BA_Harrison According to the DVD cover, Museum of the Dead is 'from the producer of Creepshow', who I imagined must have fallen on really hard times to be involved in such obviously amateurish crud. A little post-viewing investigation, however, soon revealed the truth: this execrable excuse for a horror movie isn't from the people who produced the 1982 George Romero classic, but rather the abysmal abortion of a movie that was Creepshow III—and anyone who has had the misfortune of seeing that garbage will know exactly what level of professionalism this means.Hard as it might be to imagine, Museum of the Dead, directed by James Glenn Dudelson (a name I won't forget in a hurry) is actually worse than Creepshow III, a joyless, scare-free effort boasting the ugliest opening credits ever, terrible editing (used in a desperate attempt to disguise the woeful nature of the practical effects and pitiful action), dreadful performances from a cast of complete nobodies, terrible set design, and thoroughly unconvincing props (plastic joke shop skulls; a magical bracelet that looks like it came from Claire's Accessories; supposedly ancient murals that are as vibrant as the day they were painted—which was most likely the day before shooting).As far as the action is concerned, anyone brave or stupid enough to pop this worthless sucker into their player will be confronted by the following mind numbingly inane content: endless shots of star Tanya Vidal running through drab corridors (I use the plural, but I suspect that there was really only the one corridor, shot from a variety of angles) which becomes extremely tiresome even though she's wearing a tight vest that accentuates her fine rack; a series of repetitive attacks by crap zombies played by a bunch of losers who can't even shuffle their feet convincingly; and sporadic encounters with a pair of spear-carrying female warriors and a cannibalistic bald dude with blue teeth whose appearance always coincides with a nauseatingly cheap and nasty video effect.With all of that going on, Museum of the Dead has definitely earned itself a place in my top twenty list of worst horrors, and given how much rubbish I've watched over the years, that's quite the achievement.

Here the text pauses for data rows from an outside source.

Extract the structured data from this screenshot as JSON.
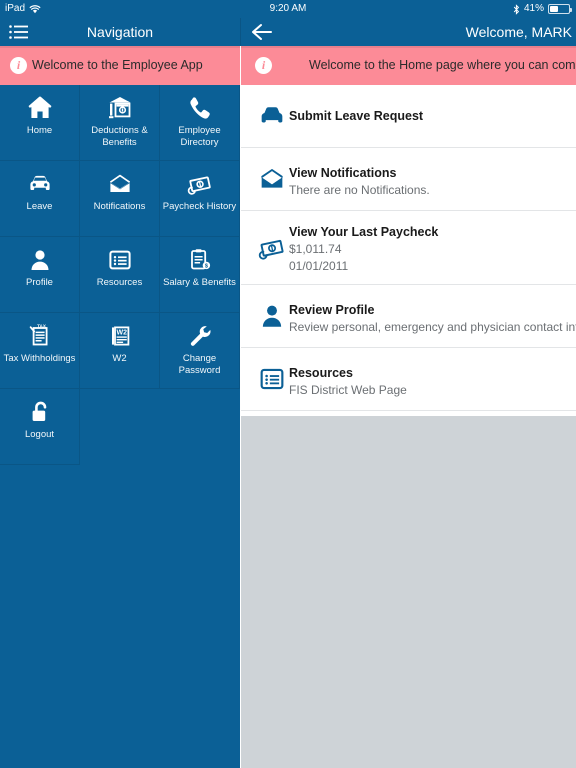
{
  "status_bar": {
    "device": "iPad",
    "wifi_icon": "wifi-icon",
    "time": "9:20 AM",
    "bluetooth_icon": "bluetooth-icon",
    "battery_percent": "41%",
    "battery_icon": "battery-icon"
  },
  "nav_left": {
    "menu_icon": "list-menu-icon",
    "title": "Navigation"
  },
  "nav_right": {
    "back_icon": "back-arrow-icon",
    "title": "Welcome, MARK"
  },
  "banner_left": {
    "icon": "info-icon",
    "text": "Welcome to the Employee App"
  },
  "banner_right": {
    "icon": "info-icon",
    "text": "Welcome to the Home page where you can comp"
  },
  "nav_tiles": [
    {
      "label": "Home",
      "icon": "home-icon"
    },
    {
      "label": "Deductions & Benefits",
      "icon": "bank-icon"
    },
    {
      "label": "Employee Directory",
      "icon": "phone-icon"
    },
    {
      "label": "Leave",
      "icon": "car-icon"
    },
    {
      "label": "Notifications",
      "icon": "envelope-icon"
    },
    {
      "label": "Paycheck History",
      "icon": "money-icon"
    },
    {
      "label": "Profile",
      "icon": "person-icon"
    },
    {
      "label": "Resources",
      "icon": "list-card-icon"
    },
    {
      "label": "Salary & Benefits",
      "icon": "clipboard-dollar-icon"
    },
    {
      "label": "Tax Withholdings",
      "icon": "tax-form-icon"
    },
    {
      "label": "W2",
      "icon": "w2-document-icon"
    },
    {
      "label": "Change Password",
      "icon": "wrench-icon"
    },
    {
      "label": "Logout",
      "icon": "open-padlock-icon"
    }
  ],
  "home_list": [
    {
      "title": "Submit Leave Request",
      "sub1": "",
      "sub2": "",
      "icon": "car-icon"
    },
    {
      "title": "View Notifications",
      "sub1": "There are no Notifications.",
      "sub2": "",
      "icon": "envelope-icon"
    },
    {
      "title": "View Your Last Paycheck",
      "sub1": "$1,011.74",
      "sub2": "01/01/2011",
      "icon": "money-icon"
    },
    {
      "title": "Review Profile",
      "sub1": "Review personal, emergency and physician contact informatio",
      "sub2": "",
      "icon": "person-icon"
    },
    {
      "title": "Resources",
      "sub1": "FIS District Web Page",
      "sub2": "",
      "icon": "list-card-icon"
    }
  ],
  "colors": {
    "brand_blue": "#0b6096",
    "banner_pink": "#fc8b97",
    "list_background": "#ffffff",
    "empty_area_gray": "#ced3d7"
  }
}
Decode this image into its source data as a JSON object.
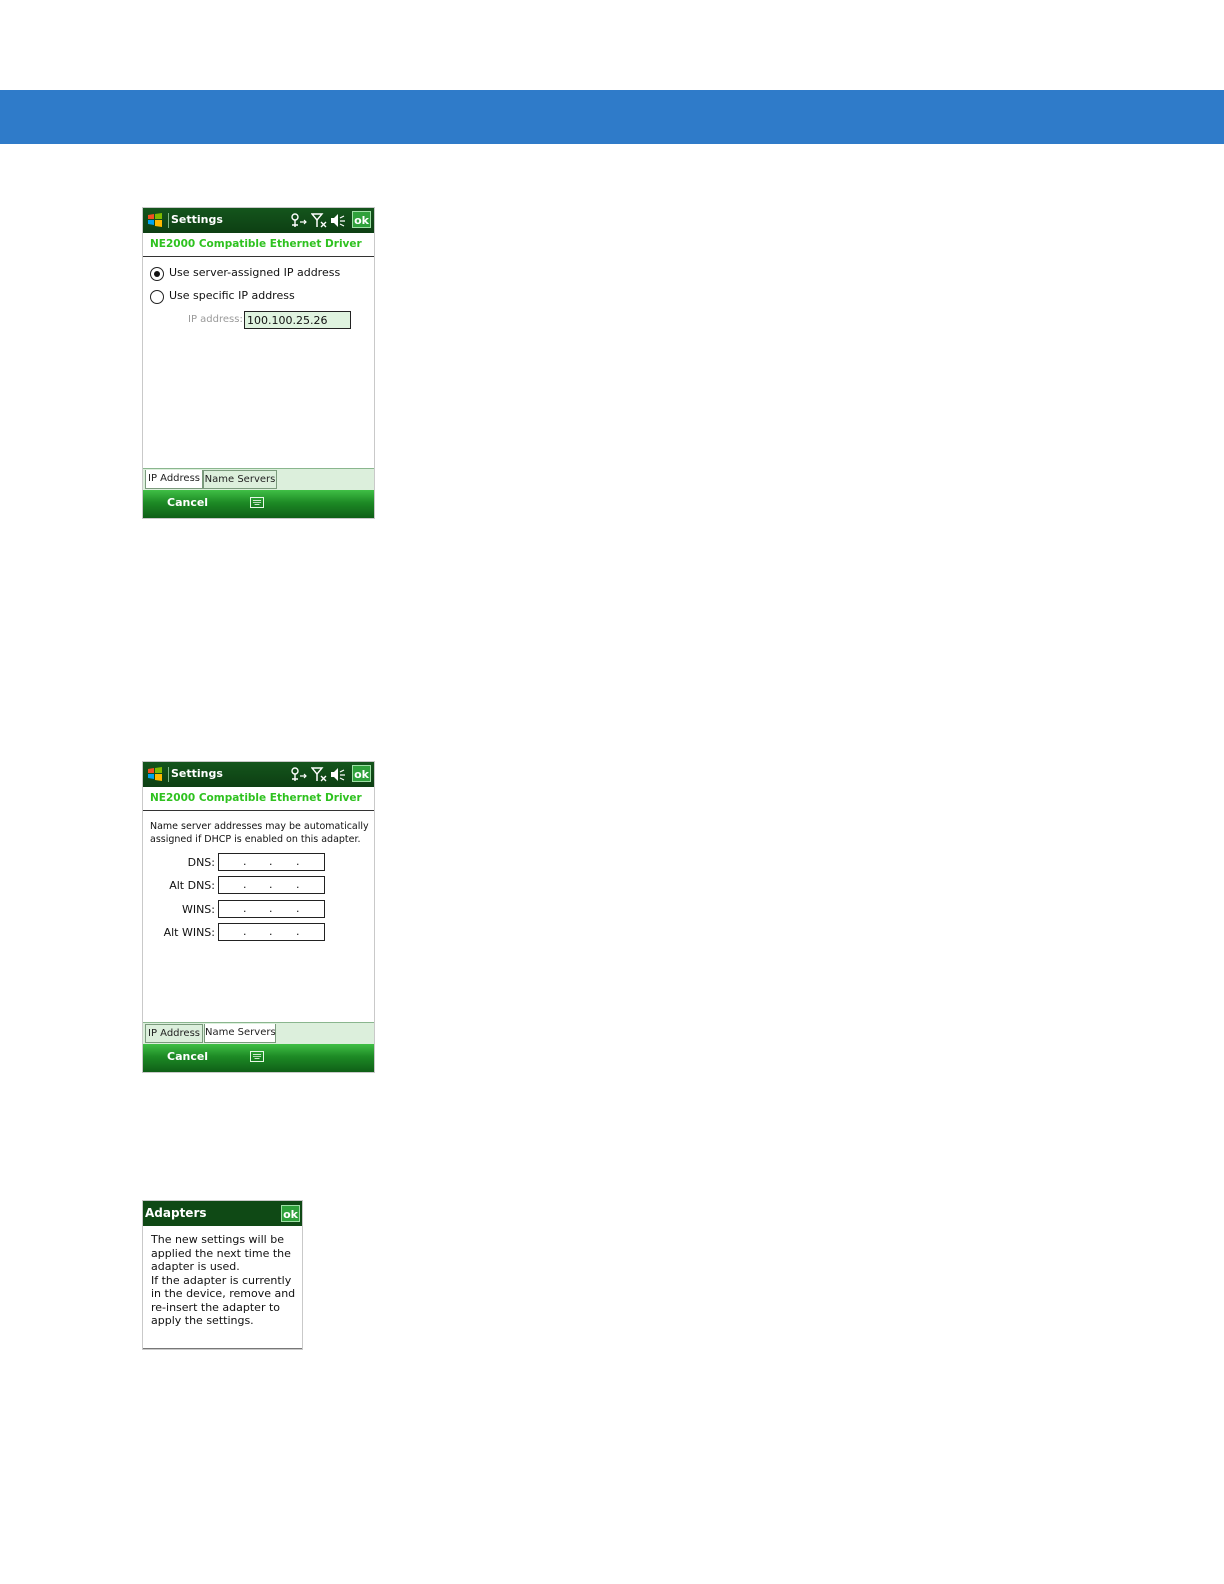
{
  "colors": {
    "banner": "#2f7bc9",
    "title_bar": "#0f4915",
    "subtitle": "#2ec21f",
    "ok": "#2fa13b"
  },
  "screens": [
    {
      "title": "Settings",
      "ok_label": "ok",
      "subtitle": "NE2000 Compatible Ethernet Driver",
      "icons": [
        "windows-start-icon",
        "connectivity-icon",
        "signal-off-icon",
        "speaker-muted-icon"
      ],
      "options": [
        {
          "label": "Use server-assigned IP address",
          "selected": true
        },
        {
          "label": "Use specific IP address",
          "selected": false
        }
      ],
      "ip_label": "IP address:",
      "ip_value": "100.100.25.26",
      "tabs": [
        "IP Address",
        "Name Servers"
      ],
      "active_tab": "IP Address",
      "softkey_left": "Cancel",
      "softkey_icon": "keyboard-icon"
    },
    {
      "title": "Settings",
      "ok_label": "ok",
      "subtitle": "NE2000 Compatible Ethernet Driver",
      "note_line1": "Name server addresses may be automatically",
      "note_line2": "assigned if DHCP is enabled on this adapter.",
      "fields": [
        {
          "label": "DNS:",
          "value": ""
        },
        {
          "label": "Alt DNS:",
          "value": ""
        },
        {
          "label": "WINS:",
          "value": ""
        },
        {
          "label": "Alt WINS:",
          "value": ""
        }
      ],
      "ip_dot": ".",
      "tabs": [
        "IP Address",
        "Name Servers"
      ],
      "active_tab": "Name Servers",
      "softkey_left": "Cancel",
      "softkey_icon": "keyboard-icon"
    }
  ],
  "dialog": {
    "title": "Adapters",
    "ok_label": "ok",
    "lines": [
      "The new settings will be",
      "applied the next time the",
      "adapter is used.",
      "If the adapter is currently",
      "in the device, remove and",
      "re-insert the adapter to",
      "apply the settings."
    ]
  }
}
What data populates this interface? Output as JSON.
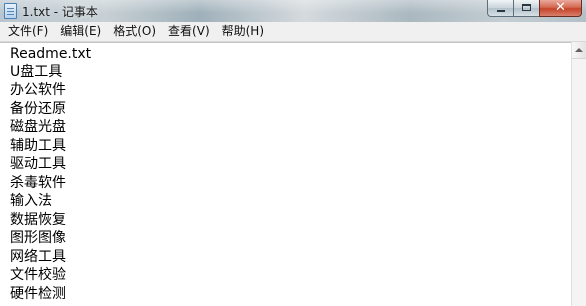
{
  "window": {
    "title": "1.txt - 记事本"
  },
  "menubar": {
    "items": [
      {
        "label": "文件(F)"
      },
      {
        "label": "编辑(E)"
      },
      {
        "label": "格式(O)"
      },
      {
        "label": "查看(V)"
      },
      {
        "label": "帮助(H)"
      }
    ]
  },
  "editor": {
    "lines": [
      "Readme.txt",
      "U盘工具",
      "办公软件",
      "备份还原",
      "磁盘光盘",
      "辅助工具",
      "驱动工具",
      "杀毒软件",
      "输入法",
      "数据恢复",
      "图形图像",
      "网络工具",
      "文件校验",
      "硬件检测"
    ]
  },
  "colors": {
    "menubar_bg": "#f0f0f0",
    "editor_bg": "#ffffff",
    "close_button": "#c4432a"
  },
  "icons": {
    "app": "notepad-icon",
    "minimize": "minimize-icon",
    "maximize": "maximize-icon",
    "close": "close-icon"
  }
}
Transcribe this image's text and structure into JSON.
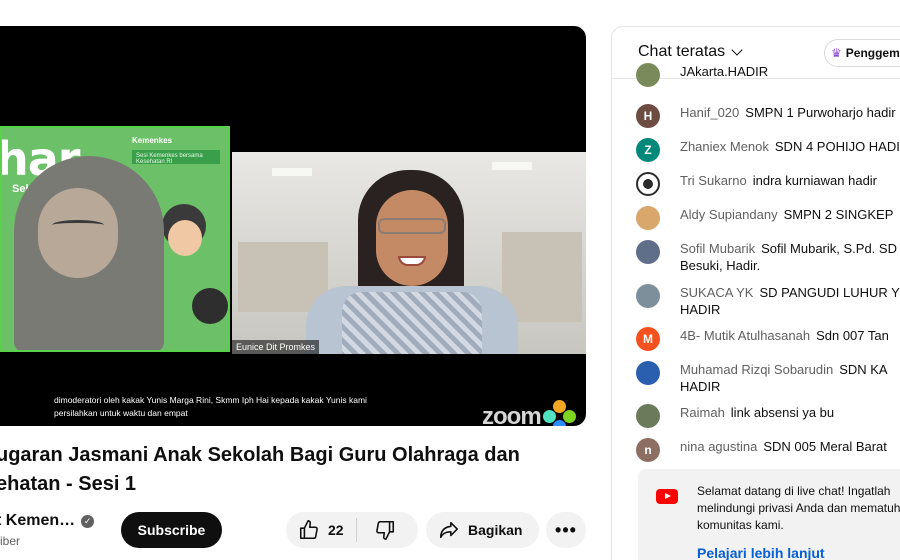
{
  "player": {
    "slide_title": "har",
    "slide_subtitle": "Sekolah",
    "slide_brand": "Kemenkes",
    "slide_box_text": "Sesi Kemenkes bersama Kesehatan RI",
    "speaker_name": "Eunice Dit Promkes",
    "caption": "dimoderatori oleh kakak Yunis Marga Rini, Skmm Iph Hai kepada kakak Yunis kami persilahkan untuk waktu dan empat",
    "zoom_logo": "zoom"
  },
  "video": {
    "title": "ugaran Jasmani Anak Sekolah Bagi Guru Olahraga dan ehatan - Sesi 1",
    "channel_name": "t Kemen…",
    "subscribers": "riber",
    "subscribe_label": "Subscribe",
    "like_count": "22",
    "share_label": "Bagikan",
    "more_label": "•••"
  },
  "chat": {
    "title": "Chat teratas",
    "supporters_label": "Penggem",
    "messages": [
      {
        "author": "",
        "text": "JAkarta.HADIR",
        "avatar_letter": "",
        "avatar_color": "#7a8a5a"
      },
      {
        "author": "Hanif_020",
        "text": "SMPN 1 Purwoharjo hadir",
        "avatar_letter": "H",
        "avatar_color": "#6d4c41"
      },
      {
        "author": "Zhaniex Menok",
        "text": "SDN 4 POHIJO HADIR",
        "avatar_letter": "Z",
        "avatar_color": "#00897b"
      },
      {
        "author": "Tri Sukarno",
        "text": "indra kurniawan hadir",
        "avatar_letter": "",
        "avatar_color": "#2b2b2b"
      },
      {
        "author": "Aldy Supiandany",
        "text": "SMPN 2 SINGKEP",
        "avatar_letter": "",
        "avatar_color": "#d9a66b"
      },
      {
        "author": "Sofil Mubarik",
        "text": "Sofil Mubarik, S.Pd. SD Besuki, Hadir.",
        "avatar_letter": "",
        "avatar_color": "#5f6f8a"
      },
      {
        "author": "SUKACA YK",
        "text": "SD PANGUDI LUHUR YK HADIR",
        "avatar_letter": "",
        "avatar_color": "#7d8f9a"
      },
      {
        "author": "4B- Mutik Atulhasanah",
        "text": "Sdn 007 Tan",
        "avatar_letter": "M",
        "avatar_color": "#f4511e"
      },
      {
        "author": "Muhamad Rizqi Sobarudin",
        "text": "SDN KA HADIR",
        "avatar_letter": "",
        "avatar_color": "#2a5fb0"
      },
      {
        "author": "Raimah",
        "text": "link absensi ya bu",
        "avatar_letter": "",
        "avatar_color": "#6a7a5a"
      },
      {
        "author": "nina agustina",
        "text": "SDN 005 Meral Barat",
        "avatar_letter": "n",
        "avatar_color": "#8d6e63"
      }
    ],
    "welcome_text": "Selamat datang di live chat! Ingatlah melindungi privasi Anda dan mematuhi komunitas kami.",
    "learn_more": "Pelajari lebih lanjut"
  }
}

Matthew_Capitano Two hell-raising girls hit the city's anthropology museum for what is supposed to be the Halloween Bash of the year.Cherie Thibodeaux is totally hot as 'Lisa', the orchestrator of this scary soirée, and apparently, the only chick in the movie who has any brains when she decides to get the hell out of there as soon as possible after a wandering evil spirit ruins the party. Unfortunately, it's not so easy to leave when Lisa and her friend encounter zombies who would rather have them stay awhile.Fun spooky film directed by Jim Dudelson, who utilizes his talent for creating chills around every corner. Recommended.
vintage_duke A study in BAD. Bad direction, bad acting, bad writing and f/x that´ll teach you that you´d better upgrade your computer before filming. It´s the kind of flick you used to do totally drunk in your cellar with Dad´s camera when you were young at heart. But YOU certainly would not show it in public when you´re sober again, would you? YOU wouldn´t even view it. Avoid at all costs.